A guide to implementing jQuery Slick Carousel with Turbolinks and a fix for slick-carousel initialisation errors on turbolinks:load ‘revisit/back’ actions

The following example required the implementation of jQuery slick-carousel for a Ruby on Rails project running with Turbolinks. Turbolinks events have a couple of small unexpected quirks when trying to initialise slick-carousel and other jQuery libraries.
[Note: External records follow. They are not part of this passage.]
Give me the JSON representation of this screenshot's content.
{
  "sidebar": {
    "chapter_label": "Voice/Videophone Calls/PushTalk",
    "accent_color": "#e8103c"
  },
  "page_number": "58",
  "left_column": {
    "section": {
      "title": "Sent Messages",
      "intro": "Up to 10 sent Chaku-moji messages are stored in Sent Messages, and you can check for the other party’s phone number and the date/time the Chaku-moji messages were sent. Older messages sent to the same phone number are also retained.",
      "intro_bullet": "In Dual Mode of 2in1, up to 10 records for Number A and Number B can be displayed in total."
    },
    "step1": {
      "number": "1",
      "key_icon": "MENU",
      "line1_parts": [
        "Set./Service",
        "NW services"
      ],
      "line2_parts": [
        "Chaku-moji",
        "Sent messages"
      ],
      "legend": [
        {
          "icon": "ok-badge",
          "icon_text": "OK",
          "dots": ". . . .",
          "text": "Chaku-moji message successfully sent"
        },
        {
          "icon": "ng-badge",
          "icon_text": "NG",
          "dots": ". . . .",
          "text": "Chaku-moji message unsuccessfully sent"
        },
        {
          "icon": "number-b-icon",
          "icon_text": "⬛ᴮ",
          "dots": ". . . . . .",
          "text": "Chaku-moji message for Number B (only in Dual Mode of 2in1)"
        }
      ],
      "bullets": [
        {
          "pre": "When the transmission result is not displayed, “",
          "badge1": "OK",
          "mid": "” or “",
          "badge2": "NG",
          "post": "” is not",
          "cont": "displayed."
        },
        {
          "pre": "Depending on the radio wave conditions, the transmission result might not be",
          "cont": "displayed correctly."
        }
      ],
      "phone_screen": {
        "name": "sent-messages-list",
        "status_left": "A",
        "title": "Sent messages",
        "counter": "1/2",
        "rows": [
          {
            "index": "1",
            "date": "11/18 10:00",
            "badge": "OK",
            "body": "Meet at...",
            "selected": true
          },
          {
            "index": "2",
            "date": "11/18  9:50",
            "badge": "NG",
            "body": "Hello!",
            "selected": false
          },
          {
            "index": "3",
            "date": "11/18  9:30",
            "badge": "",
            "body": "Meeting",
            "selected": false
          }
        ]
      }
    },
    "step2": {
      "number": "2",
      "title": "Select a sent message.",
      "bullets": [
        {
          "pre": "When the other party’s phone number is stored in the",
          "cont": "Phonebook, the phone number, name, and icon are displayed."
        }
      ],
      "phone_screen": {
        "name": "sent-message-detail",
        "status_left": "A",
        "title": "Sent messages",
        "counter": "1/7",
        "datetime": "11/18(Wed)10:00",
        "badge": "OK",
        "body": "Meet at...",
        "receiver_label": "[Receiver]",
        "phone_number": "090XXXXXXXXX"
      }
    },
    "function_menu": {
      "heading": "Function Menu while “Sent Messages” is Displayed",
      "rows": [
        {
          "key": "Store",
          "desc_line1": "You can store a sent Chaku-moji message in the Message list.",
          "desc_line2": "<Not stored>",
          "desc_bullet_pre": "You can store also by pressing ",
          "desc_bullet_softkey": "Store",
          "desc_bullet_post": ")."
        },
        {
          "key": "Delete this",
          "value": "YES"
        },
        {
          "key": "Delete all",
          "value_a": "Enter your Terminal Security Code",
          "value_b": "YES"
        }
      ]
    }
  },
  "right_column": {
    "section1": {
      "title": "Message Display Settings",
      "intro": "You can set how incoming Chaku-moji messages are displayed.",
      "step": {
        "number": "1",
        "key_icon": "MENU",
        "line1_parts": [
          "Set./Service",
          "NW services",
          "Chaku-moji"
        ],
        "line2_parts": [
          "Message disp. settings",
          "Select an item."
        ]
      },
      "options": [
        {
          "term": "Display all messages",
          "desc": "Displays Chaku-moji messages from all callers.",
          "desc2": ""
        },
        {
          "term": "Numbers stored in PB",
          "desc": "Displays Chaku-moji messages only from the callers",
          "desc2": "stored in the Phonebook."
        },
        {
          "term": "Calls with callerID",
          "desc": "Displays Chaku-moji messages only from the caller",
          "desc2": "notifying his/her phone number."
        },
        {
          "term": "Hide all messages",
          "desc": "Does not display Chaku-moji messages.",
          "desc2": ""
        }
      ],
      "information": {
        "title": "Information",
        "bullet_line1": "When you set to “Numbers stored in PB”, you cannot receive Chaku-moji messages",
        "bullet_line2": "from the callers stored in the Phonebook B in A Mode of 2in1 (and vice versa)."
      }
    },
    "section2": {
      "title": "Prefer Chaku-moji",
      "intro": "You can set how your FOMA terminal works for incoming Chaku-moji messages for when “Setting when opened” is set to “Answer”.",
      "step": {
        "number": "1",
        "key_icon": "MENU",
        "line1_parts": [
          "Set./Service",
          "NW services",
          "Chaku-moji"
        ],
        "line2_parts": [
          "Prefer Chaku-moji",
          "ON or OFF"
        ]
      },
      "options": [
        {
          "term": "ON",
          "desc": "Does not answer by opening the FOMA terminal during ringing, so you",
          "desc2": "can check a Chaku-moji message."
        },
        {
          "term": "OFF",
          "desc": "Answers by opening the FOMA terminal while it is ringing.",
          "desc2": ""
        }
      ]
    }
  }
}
First we need to install our slick-carousel package; I’m going to use Node Package Manager for this example, but feel free to use whichever package manager you prefer:

npm i --save slick-carousel

Or add the package to your build via CDN - you can read more about slick-carousel here: https://www.npmjs.com/package/slick-carousel

Be sure to import or require the package in your main application.js (or wherever relevant in your build):

require("slick-carousel");

You can also import slick-carousel base styles:

import "slick-carousel/slick/slick.css";
import "slick-carousel/slick/slick-theme.css";

For non-Turbolinks applications we would normally test whether a page has loaded with window.load, and then initialise slick-carousel on our elements. However we need a slightly different approach with Turbolinks; we need to listen for the turbolinks:load event:

document.addEventListener('turbolinks:load', function () {
  // Do this
});

In order to initialise slick-carousel we do the following; listen for the turbolinks:load event, target whichever element we want to slick and pass in our configuration object:

document.addEventListener('turbolinks:load', function () {
  $(‘.slick-me').slick({
    arrows: false,
    dots: false,
    autoplay: true,
    autoplaySpeed: 5000,
    touchThreshold: 500,
    speed: 300,
    waitForAnimate: false,
    responsive: [
      {
        breakpoint: 576,
        settings: {
          slidesToShow: 1,
          slidesToScroll: 1,
        }
      },
      {
        breakpoint: 992,
        settings: {
          slidesToShow: 2,
          slidesToScroll: 2,
        }
      },
      {
        breakpoint: 1200,
        settings: {
          slidesToShow: 3,
          slidesToScroll: 1,
        }
      }
    ]
  });
});

It’s as simple as that… sort of. The turbolinks:load event perhaps unexpectedly fires twice when navigating to a new page. Once before the new window has loaded and once after it has loaded.

This causes an issue with initialising slick-carousel on our DOM elements. If a user loads up a page for the first time slick-carousel will correctly initialise on turbolinks:load as it only fires once. However, if a user navigates away from the page with our slick-carousel and then revisits the page by hitting ‘back’ in the browser, slick-carousel will attempt to initialise before the selected element is loaded into the DOM. This may throw a console error in your browser along the lines of:

Uncaught TypeError: Cannot read property 'add' of null
  at Slick.initADA (slick.js:1208)
  at Slick.init (slick.js:1191)
  at new Slick (slick.js:179)
  at jQuery.fn.init.$.fn.slick (slick.js:2677)

The way around this is to explicitly unbind any slick-carousels on the page before the window has finished loading. We do this in turbolinks by creating another event listener:

document.addEventListener("turbolinks:before-cache", function () {
  const sliders = document.querySelectorAll('.slick-initialized');
 
  sliders.forEach(item => {
    $(item).slick('unslick');
  })
});

Now, Turbolinks will unbind slick-carousel elements when a user navigates between pages and correctly reinitialises after the window has finished loading.